MADRID (Reuters) -Spain briefly closed the airspace over the northeastern region of Catalonia and three other regions on Friday as remnants of a Chinese rocket were expected to pass by, emergency authorities in Catalonia said on Friday.
“Due to the risk associated with the passage of the space object CZ-5B through the Spanish airspace, flights have been totally restricted from 09:38 a.m. to 10:18 a.m. in Catalonia and other communities,” the service said in its Twitter account.
The Long March 5B (CZ-5B), China’s most powerful rocket, blasted off on Oct. 31 from southern China to deliver the last module of the Chinese space station currently under construction.
As gravity pulls the rocket back to Earth, most of it is expected to burn up on re-entry, though there are concerns sizable chunks might survive.
The European Union Space Surveillance and Tracking service said the debris would most probably re-enter Earth’s atmosphere in the middle of the Atlantic and would likely land in the sea, but also warned that northern Spain and Portugal and southern Italy were also within the potential trajectory of the rocket.

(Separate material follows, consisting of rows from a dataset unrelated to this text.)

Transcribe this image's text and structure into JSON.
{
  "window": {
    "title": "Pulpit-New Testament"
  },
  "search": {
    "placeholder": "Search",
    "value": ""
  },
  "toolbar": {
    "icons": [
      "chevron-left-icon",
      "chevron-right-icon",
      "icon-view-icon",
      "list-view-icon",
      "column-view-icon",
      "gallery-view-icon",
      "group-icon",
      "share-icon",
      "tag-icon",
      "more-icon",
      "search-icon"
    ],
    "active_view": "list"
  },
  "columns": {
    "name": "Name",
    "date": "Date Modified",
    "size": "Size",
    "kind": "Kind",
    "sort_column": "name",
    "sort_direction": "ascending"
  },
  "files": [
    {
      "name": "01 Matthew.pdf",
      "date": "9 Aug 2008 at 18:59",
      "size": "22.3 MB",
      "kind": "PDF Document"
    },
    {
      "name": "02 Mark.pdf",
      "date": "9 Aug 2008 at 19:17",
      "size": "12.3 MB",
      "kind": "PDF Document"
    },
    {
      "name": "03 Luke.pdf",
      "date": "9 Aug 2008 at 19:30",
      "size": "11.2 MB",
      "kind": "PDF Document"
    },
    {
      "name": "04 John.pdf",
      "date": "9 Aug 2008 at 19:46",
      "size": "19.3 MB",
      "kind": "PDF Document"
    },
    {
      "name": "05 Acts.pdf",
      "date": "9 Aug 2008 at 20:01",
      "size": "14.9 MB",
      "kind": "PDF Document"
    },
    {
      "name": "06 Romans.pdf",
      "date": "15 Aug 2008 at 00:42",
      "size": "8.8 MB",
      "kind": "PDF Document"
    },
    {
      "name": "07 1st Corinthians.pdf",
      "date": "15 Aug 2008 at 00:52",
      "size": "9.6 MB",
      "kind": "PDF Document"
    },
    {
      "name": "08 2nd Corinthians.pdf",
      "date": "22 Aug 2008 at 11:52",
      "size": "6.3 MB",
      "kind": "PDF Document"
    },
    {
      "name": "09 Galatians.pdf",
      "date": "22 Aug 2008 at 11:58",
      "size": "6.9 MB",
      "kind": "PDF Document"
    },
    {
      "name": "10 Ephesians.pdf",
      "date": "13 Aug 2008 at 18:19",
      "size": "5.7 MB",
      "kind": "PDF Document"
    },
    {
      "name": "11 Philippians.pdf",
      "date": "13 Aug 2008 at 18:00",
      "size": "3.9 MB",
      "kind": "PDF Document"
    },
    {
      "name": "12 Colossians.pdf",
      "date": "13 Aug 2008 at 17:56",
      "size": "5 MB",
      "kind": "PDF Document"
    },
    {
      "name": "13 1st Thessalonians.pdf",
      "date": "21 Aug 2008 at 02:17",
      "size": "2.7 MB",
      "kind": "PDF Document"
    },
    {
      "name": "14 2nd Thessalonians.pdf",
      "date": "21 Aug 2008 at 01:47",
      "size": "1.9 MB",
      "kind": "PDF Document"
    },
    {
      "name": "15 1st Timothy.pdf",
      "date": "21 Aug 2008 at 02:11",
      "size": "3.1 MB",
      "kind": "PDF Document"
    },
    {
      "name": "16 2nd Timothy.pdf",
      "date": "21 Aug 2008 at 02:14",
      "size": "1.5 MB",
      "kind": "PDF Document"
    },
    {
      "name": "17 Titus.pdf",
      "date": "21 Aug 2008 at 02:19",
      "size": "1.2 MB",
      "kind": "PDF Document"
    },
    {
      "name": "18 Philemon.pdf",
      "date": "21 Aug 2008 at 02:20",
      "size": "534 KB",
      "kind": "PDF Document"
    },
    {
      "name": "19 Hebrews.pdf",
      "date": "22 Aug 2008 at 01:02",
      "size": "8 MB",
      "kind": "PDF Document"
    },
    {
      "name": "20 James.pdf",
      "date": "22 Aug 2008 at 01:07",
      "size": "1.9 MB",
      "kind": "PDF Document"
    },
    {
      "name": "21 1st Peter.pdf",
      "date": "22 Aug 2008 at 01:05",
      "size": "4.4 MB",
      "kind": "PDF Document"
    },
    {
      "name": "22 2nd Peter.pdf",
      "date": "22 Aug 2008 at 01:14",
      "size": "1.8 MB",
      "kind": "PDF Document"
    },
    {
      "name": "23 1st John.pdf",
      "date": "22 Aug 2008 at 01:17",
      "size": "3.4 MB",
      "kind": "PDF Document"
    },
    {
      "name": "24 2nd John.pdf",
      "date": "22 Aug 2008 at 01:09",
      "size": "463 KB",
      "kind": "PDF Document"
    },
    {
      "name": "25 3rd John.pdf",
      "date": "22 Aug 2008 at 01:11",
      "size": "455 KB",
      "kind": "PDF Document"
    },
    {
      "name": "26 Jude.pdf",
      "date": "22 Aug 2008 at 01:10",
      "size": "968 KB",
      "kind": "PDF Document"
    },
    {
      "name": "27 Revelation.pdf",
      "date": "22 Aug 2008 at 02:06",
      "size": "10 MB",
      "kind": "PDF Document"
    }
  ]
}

“The statistical probability of an impact on the ground in populated areas is low,” the EUSST said. “These predictions however come with uncertainties, and a better estimation will only be possible close to the re-entry.”
It was the fourth flight of the Long March 5B since its maiden launch in May 2020.
On its first deployment, fragments of the rocket landed on the Ivory Coast, damaging several buildings in that West African nation, though no injuries were reported.
Debris from the second flight landed harmlessly in the Indian Ocean, while remnants from the third fell into the Sulu Sea in the Philippines.
The rocket’s re-entry into the atmosphere is a common international practice, Zhao Lijian, a spokesman at the Chinese foreign ministry, said at a regular briefing on Friday when asked if China had taken measures to reduce the risks.
“It is understood that the type of rocket you mentioned uses special technology designed so the vast majority of components that will be destroyed by ablation during re-entry into the atmosphere, and the probability of causing harm to aviation activities and the ground is extremely low,” said Zhao.